Subject to best execution, and where funds are not commingled, all Large-Capitalization Domestic Equity managers, Mid-Capitalization Domestic Equity Managers, Small-Capitalization Domestic Equity managers and International Equity managers shall participate in the Plan’s Directed Brokerage Program.

  1. Large-Capitalization Active Domestic Equity Managers
    Subject to best execution and where funds are not commingled, each large capitalization, active domestic equity manager shall comply with the following goals:
    1. Managers are to direct not less than 33% of the total commission dollars to minority, women-owned or disabled-owned brokerage firms with a significant presence in Chicago, and who preferably have an office located within the City of Chicago.
    2. Each investment manager shall submit an annual progress report to the Investment Consultant for the Plan no later than March 1st for the prior fiscal year.
    3. If an investment manager fails to comply with the above guidelines, the manager may be scheduled to appear before the Board to explain why it was unable to achieve its targets.
  2. Mid-Capitalization Active Domestic Equity Managers
    Subject to best execution and where funds are not commingled, each mid- capitalization, active domestic equity manager shall comply with the following goals:
    1. Managers are to direct not less than 33% of the total commission dollars to minority, women-owned or disabled-owned brokerage firms with a significant presence in Chicago, and who preferably have an office located within the City of Chicago.

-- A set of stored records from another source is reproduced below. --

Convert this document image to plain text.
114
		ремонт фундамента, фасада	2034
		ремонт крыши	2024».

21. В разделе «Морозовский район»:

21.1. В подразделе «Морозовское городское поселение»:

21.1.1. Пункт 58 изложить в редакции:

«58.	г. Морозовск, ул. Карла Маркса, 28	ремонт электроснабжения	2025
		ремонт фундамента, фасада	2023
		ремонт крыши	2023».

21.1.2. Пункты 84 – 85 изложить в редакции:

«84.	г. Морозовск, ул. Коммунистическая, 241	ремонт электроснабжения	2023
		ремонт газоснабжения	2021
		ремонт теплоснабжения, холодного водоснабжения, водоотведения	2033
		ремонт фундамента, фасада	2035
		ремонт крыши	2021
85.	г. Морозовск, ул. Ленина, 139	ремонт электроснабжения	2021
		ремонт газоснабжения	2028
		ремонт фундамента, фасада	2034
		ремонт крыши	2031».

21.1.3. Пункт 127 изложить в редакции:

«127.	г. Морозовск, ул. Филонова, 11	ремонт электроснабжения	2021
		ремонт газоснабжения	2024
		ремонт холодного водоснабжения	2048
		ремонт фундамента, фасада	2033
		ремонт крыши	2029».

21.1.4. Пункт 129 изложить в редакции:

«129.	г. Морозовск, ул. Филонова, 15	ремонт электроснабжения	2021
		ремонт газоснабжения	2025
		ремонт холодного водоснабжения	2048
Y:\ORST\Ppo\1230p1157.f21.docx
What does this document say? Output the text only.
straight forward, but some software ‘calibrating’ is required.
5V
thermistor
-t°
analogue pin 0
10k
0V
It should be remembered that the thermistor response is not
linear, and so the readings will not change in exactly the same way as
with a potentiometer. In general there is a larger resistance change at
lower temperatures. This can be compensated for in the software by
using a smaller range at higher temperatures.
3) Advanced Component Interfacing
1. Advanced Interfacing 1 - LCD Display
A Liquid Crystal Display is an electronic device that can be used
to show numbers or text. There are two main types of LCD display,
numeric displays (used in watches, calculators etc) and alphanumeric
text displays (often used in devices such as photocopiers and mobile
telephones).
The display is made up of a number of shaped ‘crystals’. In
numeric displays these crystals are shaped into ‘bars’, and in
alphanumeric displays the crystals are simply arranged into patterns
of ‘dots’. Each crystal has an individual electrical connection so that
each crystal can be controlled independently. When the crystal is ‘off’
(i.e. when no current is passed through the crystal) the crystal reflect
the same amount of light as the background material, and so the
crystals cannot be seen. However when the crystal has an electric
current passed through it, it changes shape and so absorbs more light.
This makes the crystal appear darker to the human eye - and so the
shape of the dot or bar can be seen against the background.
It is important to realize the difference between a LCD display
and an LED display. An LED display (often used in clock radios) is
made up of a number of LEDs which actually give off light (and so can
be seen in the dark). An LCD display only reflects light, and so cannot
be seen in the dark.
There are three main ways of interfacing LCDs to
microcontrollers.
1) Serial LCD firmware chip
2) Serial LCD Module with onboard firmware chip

    2. Each investment manager shall submit an annual progress report to the Investment Consultant for the Plan no later than March 1st for the prior fiscal year.
    3. If an investment manager fails to comply with the above guidelines, the manager may be scheduled to appear before the Board to explain why it was unable to achieve its targets.
  3. Small-Capitalization Active Domestic Equity Managers
    Subject to best execution and where funds are not commingled, each small capitalization, active domestic equity manager shall comply with the following goals:
    1. Managers are to direct not less than 33% of the total commission dollars to minority-owned, women-owned or disabled-owned brokerage firms with a significant presence in Chicago, and who preferably have an office located within the City of Chicago.
    2. Each investment manager shall submit an annual progress report to the Investment Consultant for the Plan no later than March 1st for the prior fiscal year.]
    3. If an investment manager fails to comply with the above guidelines, the manager may be scheduled to appear before the Board to explain why it was unable to achieve its targets.
  4. International Equity Managers
    Subject to best execution and where funds are not commingled, each international equity manger shall comply with the following goals:
    1. All active international equity managers shall direct not less than 10% of the total commission dollars to minority and women business enterprises with a significant presence in Chicago.
    2. Each investment manager shall submit an annual progress report to the Investment Consultant for the Plan no later than March 1st for the prior fiscal year.
    3. If an investment manager fails to comply with the above guidelines, the manager may be scheduled to appear before the Board to explain why it was unable to achieve its targets.